Maybe you hate your body, maybe you feel out of place in the world, maybe you’re an anarchist feeling like you’re letting your philosophical ideals down just so you can get by in a capitalist world.

The bottom line is that hopelessness can happen to many of us.

What do we do about it?

Personally, I vent to my therapist, I vent to my friends and loved ones and I vent to myself. I spend a lot of time processing the frustrations, the fears and the hopes I have. I work on my own personal projects so I can revel in the little bit of control and happiness I can feel. I try to watch shows that can make me think more critically and deeper about the world around me, in the hopes I can be some sort of better person than I currently am (or are viewed as).

So a lot of venting, a lot of trying to make time for personal and fun activities. Sometimes I just want to kill my brain and I’ll watch something really silly, or I’ll laugh at some standup, or maybe I’ll play Assassin’s Creed IV for a few hours. Whatever it takes so I can get my mind off of the fact that I hate my job and that it’ll probably take a while to change.

Sometimes I look for new jobs and apply to a handful over the course of a night. I don’t expect any of these to work out (I don’t have a car) and I often don’t have the qualifications, but at least I can feel like I’m trying. And these attempts, these feelings of earnestly trying to get something different in my life is enough, at least in the short run.

In the long run I know I’ll need more. Maybe I’ll need to go back to school and study philosophy so I can become a professor. Maybe I need to just keep with retail until I can afford an artist for my comic book.
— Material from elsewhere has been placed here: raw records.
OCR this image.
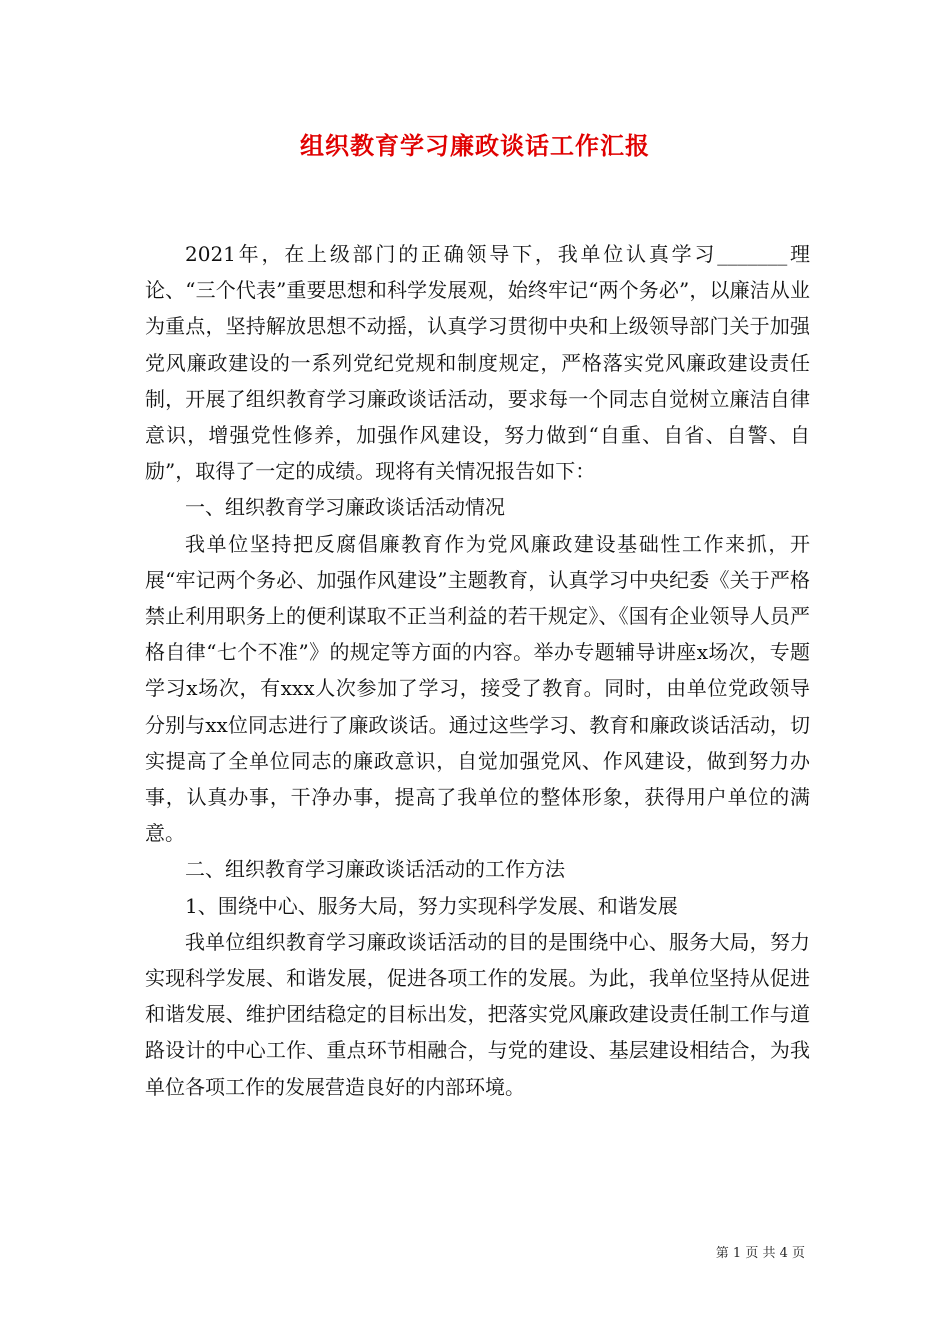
组织教育学习廉政谈话工作汇报

2021年，在上级部门的正确领导下，我单位认真学习_______理论、“三个代表”重要思想和科学发展观，始终牢记“两个务必”，以廉洁从业为重点，坚持解放思想不动摇，认真学习贯彻中央和上级领导部门关于加强党风廉政建设的一系列党纪党规和制度规定，严格落实党风廉政建设责任制，开展了组织教育学习廉政谈话活动，要求每一个同志自觉树立廉洁自律意识，增强党性修养，加强作风建设，努力做到“自重、自省、自警、自励”，取得了一定的成绩。现将有关情况报告如下：

一、组织教育学习廉政谈话活动情况

我单位坚持把反腐倡廉教育作为党风廉政建设基础性工作来抓，开展“牢记两个务必、加强作风建设”主题教育，认真学习中央纪委《关于严格禁止利用职务上的便利谋取不正当利益的若干规定》、《国有企业领导人员严格自律“七个不准”》的规定等方面的内容。举办专题辅导讲座x场次，专题学习x场次，有xxx人次参加了学习，接受了教育。同时，由单位党政领导分别与xx位同志进行了廉政谈话。通过这些学习、教育和廉政谈话活动，切实提高了全单位同志的廉政意识，自觉加强党风、作风建设，做到努力办事，认真办事，干净办事，提高了我单位的整体形象，获得用户单位的满意。

二、组织教育学习廉政谈话活动的工作方法

1、围绕中心、服务大局，努力实现科学发展、和谐发展

我单位组织教育学习廉政谈话活动的目的是围绕中心、服务大局，努力实现科学发展、和谐发展，促进各项工作的发展。为此，我单位坚持从促进和谐发展、维护团结稳定的目标出发，把落实党风廉政建设责任制工作与道路设计的中心工作、重点环节相融合，与党的建设、基层建设相结合，为我单位各项工作的发展营造良好的内部环境。

第 1 页 共 4 页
Maybe I can keep going with these gigs I don’t like until pet-sitting becomes more streamlined for me. Maybe I could try standup comedy again and get somewhere with that. Lots of people think I’m funny, why not?

And besides, looks aren’t everything.

In any case, I struggle with hopelessness from time to time and I’m sure some of y’all do too. It sucks. There’s no way around the fact that life under capitalism isn’t a thrill ride. I’ve figured out that the people who say they are “living the dream” under capitalism are either lying or bad people. And that makes me wonder if I ever get to “succeed” in this capitalist economy, what kind of person will that make me? Will I have sacrificed all of my values just to get ahead?

And, perhaps scarier, what values have I already sacrificed?

So the future becomes this blurry distant object that I feel reductive towards. Either you die as a hero or live long enough to become a villain, right? Something like that. And that’s what I worry about myself, and for everyone else.

Obviously, this is a reductive view.

Some folks under capitalism are doing well and they’re doing it while doing more good than harm.

But it’s also important to recognize the ever-present phenomenon of harm and how it impacts others. One of my best friends is a workaholic and the other is a manager. I love them both dearly but they destroy themselves for the sake of their work and it in turn destroys me and makes me wonder how long they can keep at it.

How long can any of us keep at it under these conditions?

That’s the million dollar question, isn’t it?